Security of Language Models for Code: A Systematic Literature Review
Yuchen Chen, Weisong Sun, Chunrong Fang, Zhenpeng Chen, Yifei Ge, Tingxu Han, Quanjun Zhang, Yang Liu, Zhenyu Chen, Baowen Xu
TL;DR
This systematic literature review analyzes security aspects of language models for code (CodeLMs), organizing 68 papers around backdoor and adversarial threats, defenses, empirical findings, and experimental practices. It reveals that backdoor data poisoning remains prevalent while black-box adversarial attacks dominate practical evaluations, with defenses still in early stages and often trade off model performance.
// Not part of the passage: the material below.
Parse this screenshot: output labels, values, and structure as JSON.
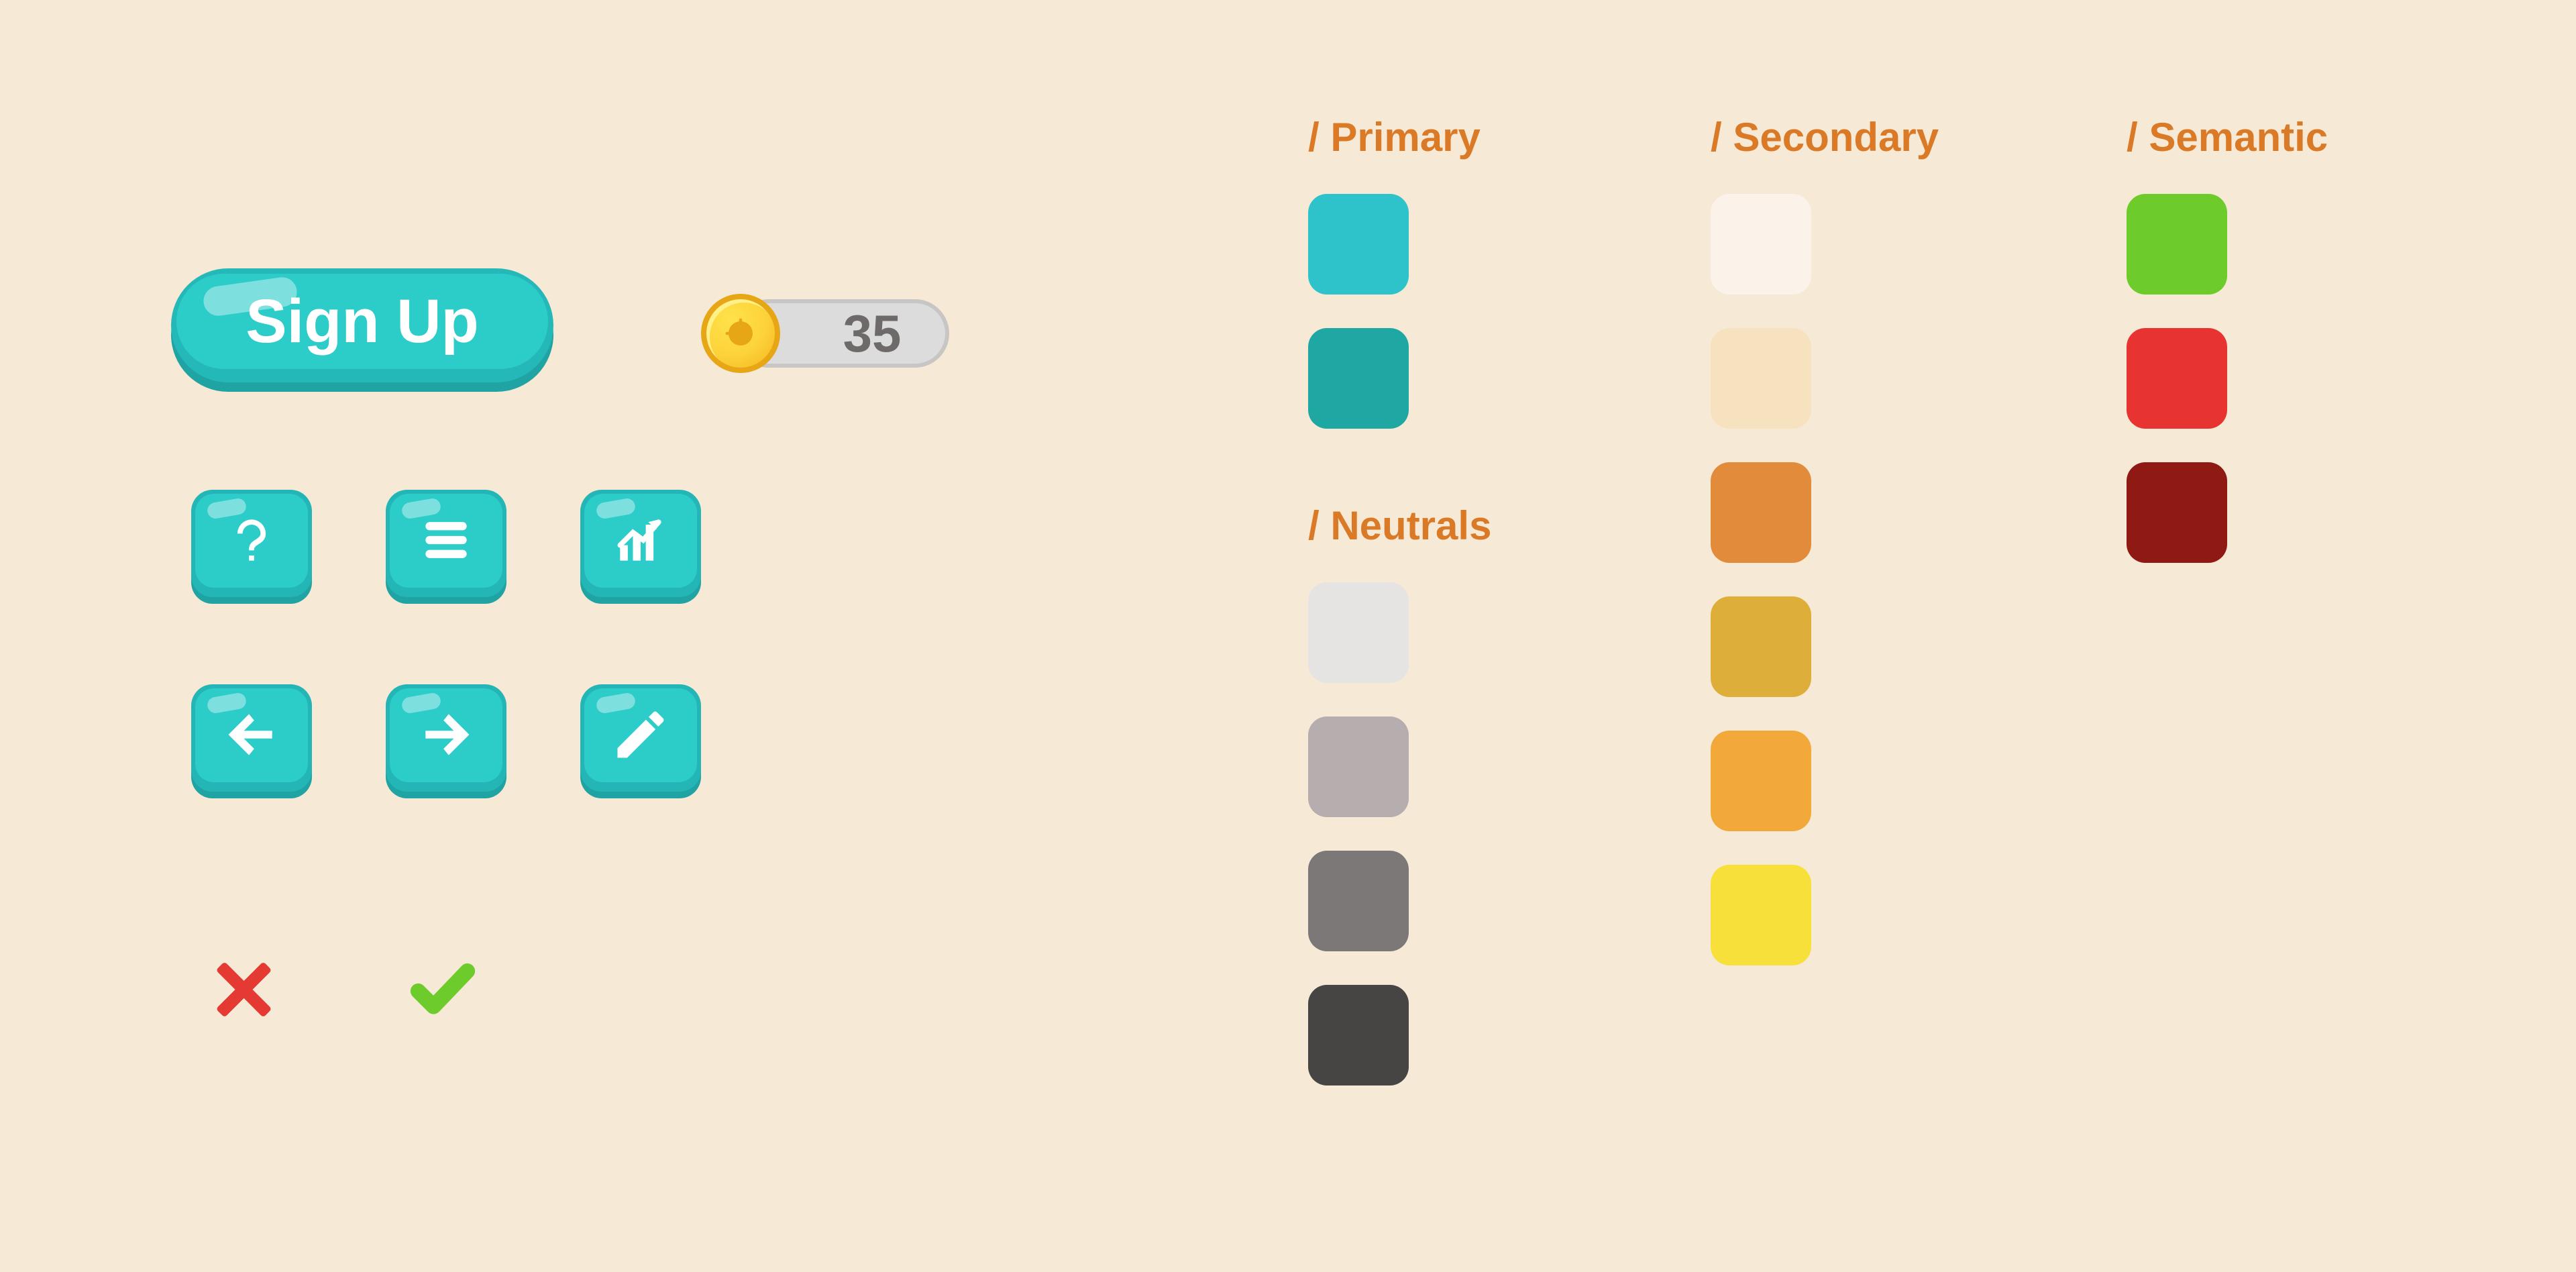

The study provides a structured taxonomy, a consolidated view of datasets and metrics, and a curated set of open-source artifacts to promote reproducibility and future work. The findings underscore the need for multi-stage, explainable defenses and standardized evaluation to bolster the security of CodeLMs in real-world software engineering settings.
Abstract
Language models for code (CodeLMs) have emerged as powerful tools for code-related tasks, outperforming traditional methods and standard machine learning approaches. However, these models are susceptible to security vulnerabilities, drawing increasing research attention from domains such as software engineering, artificial intelligence, and cybersecurity. Despite the growing body of research focused on the security of CodeLMs, a comprehensive survey in this area remains absent. To address this gap, we systematically review 67 relevant papers, organizing them based on attack and defense strategies. Furthermore, we provide an overview of commonly used language models, datasets, and evaluation metrics, and highlight open-source tools and promising directions for future research in securing CodeLMs.